When people talk about bioisosteres (e.g. tetrazole and carboxylic acid) they are usually referring to R group replacements that have similar biological properties. Identifying new bioisosteres can expand a med chemist’s toolbox, and so a number of studies have analysed activity databases to search for previously unknown bioisoteric replacements (e.g. [1]).
Here instead we will analyse what med chemists already consider to be bioisosteres. That is, we will look at the set of med chem replacements observed in the medicinal chemistry literature without any regard to the corresponding activity.
What I’ve done is take all (non-duplicate) IC50, EC50 and Ki data from ChEMBL and generated matched series on a per-assay basis (e.g. an assay with halide analogues will be converted to [*Br, *Cl, *F]). The corresponding matched pairs (e.g. [*Br, *F], [*Br, *Cl], [*F, *Cl]) are then associated with the paper from which the assay is taken, and any duplicates for the same paper are removed.

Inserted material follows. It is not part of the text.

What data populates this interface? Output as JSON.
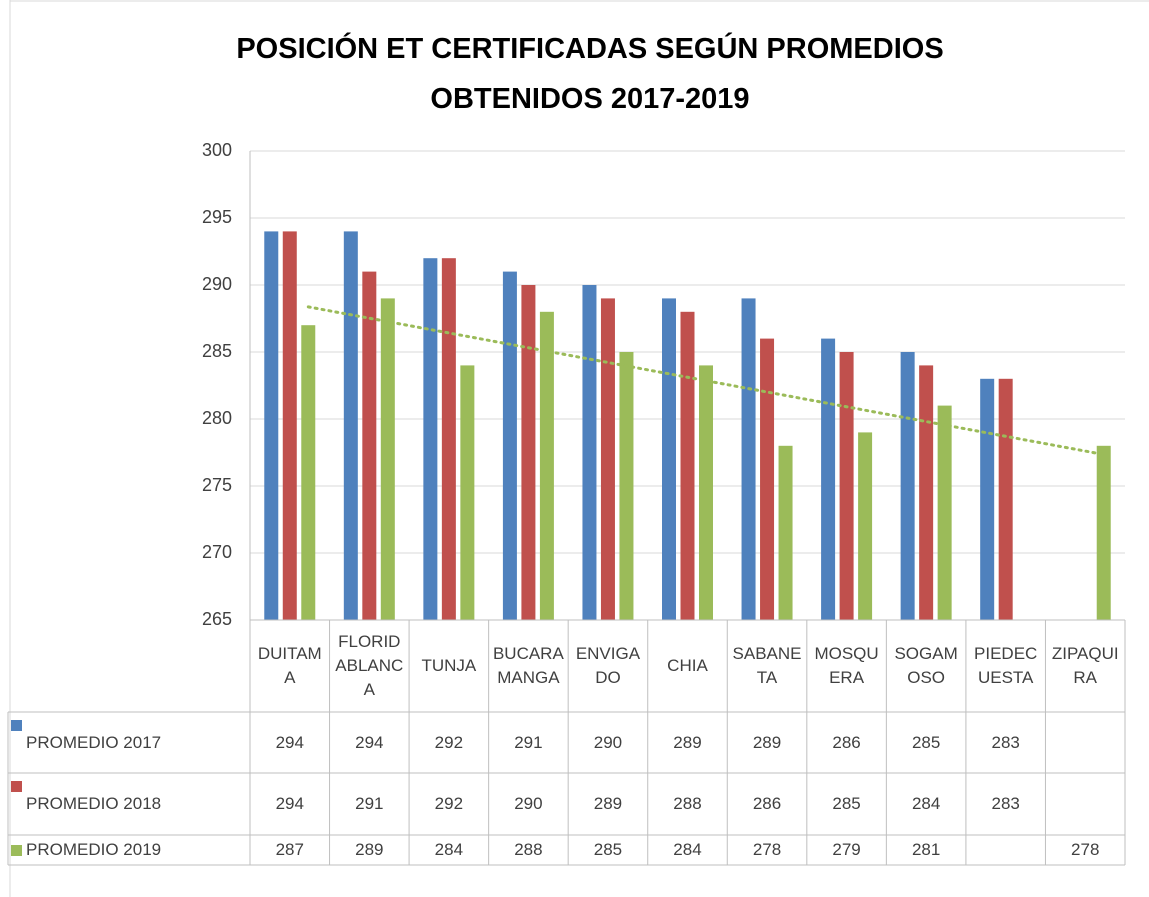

Having done this, we can then ask what is a popular replacement for *Br? As it turns out the top answer is ethynl, after *I. This comes from the fact that *Br occurs in 5497 of the 32,158 papers, and ethynl in 322, so if they occured independently we would expect to see them co-occur in 55 papers. Given that they actually co-occur in 103, this is an enrichment (or “lift” as recommender systems [2] call it) of 1.9 times what you would expect to see by chance. Here are the others with positive enrichment:
R | Occurence | Co-occur | Expected | Enrichment |
---|---|---|---|---|
*I | 1553 | 901 | 265.5 | 3.4 |
*C#C | 322 | 103 | 55.0 | 1.9 |
*Cl | 10769 | 3263 | 1840.8 | 1.8 |
*[N+](=O)[O-] | 3910 | 1179 | 668.4 | 1.8 |
*C=C | 334 | 91 | 57.1 | 1.6 |
*C#N | 3373 | 883 | 576.6 | 1.5 |
*SC(F)(F)F | 63 | 16 | 10.8 | 1.5 |
*F | 9048 | 2261 | 1546.6 | 1.5 |
*OC(F)(F)F | 1149 | 279 | 196.4 | 1.4 |
*C(F)(F)F | 4984 | 1130 | 852.0 | 1.3 |
*S(=O)(=O)C(F)(F)F | 51 | 10 | 8.7 | 1.1 |
*SC | 1337 | 252 | 228.5 | 1.1 |
*C#CC | 76 | 14 | 13.0 | 1.1 |
I’ve put together an animation that summarises these data. This cycles through the most popular R group replacements that have positive enrichment and that have not previously been shown (in the animation, that is). The suggestions seem to make a lot of sense, especially when you remember that no fingerprint or MCS calculation is used – the co-occurences come completely from the data.
References:
[1] Wassermann AM, Bajorath J. Large-scale exploration of bioisosteric replacements on the basis of matched molecular pairs. Future Med Chem. 2011, 3, 425-436.
[2] Boström J, Falk N, Tyrchan C. Exploiting personalized information for reagent selection in drug design. Drug Discov Today. 2011, 16, 181-187.
Nice way of looking at what chemists prefer to swap in, although this will be affected by many factors including synthetic tractability and overall property profile of the molecule.
Animation is a nice way to show the data, but not sure I understand what it’s showing – each group is a positively enriched replacement for what?
Thanks. Each successive group is a positively enriched replacement for the previous group. So, top of the list for *H replacements is *F. Then top of the list (after ignoring any *H present) for *F replacements is *OCF3. Then top of the list for *OCF3 (after ignoring any *H and *F) is *SCF3.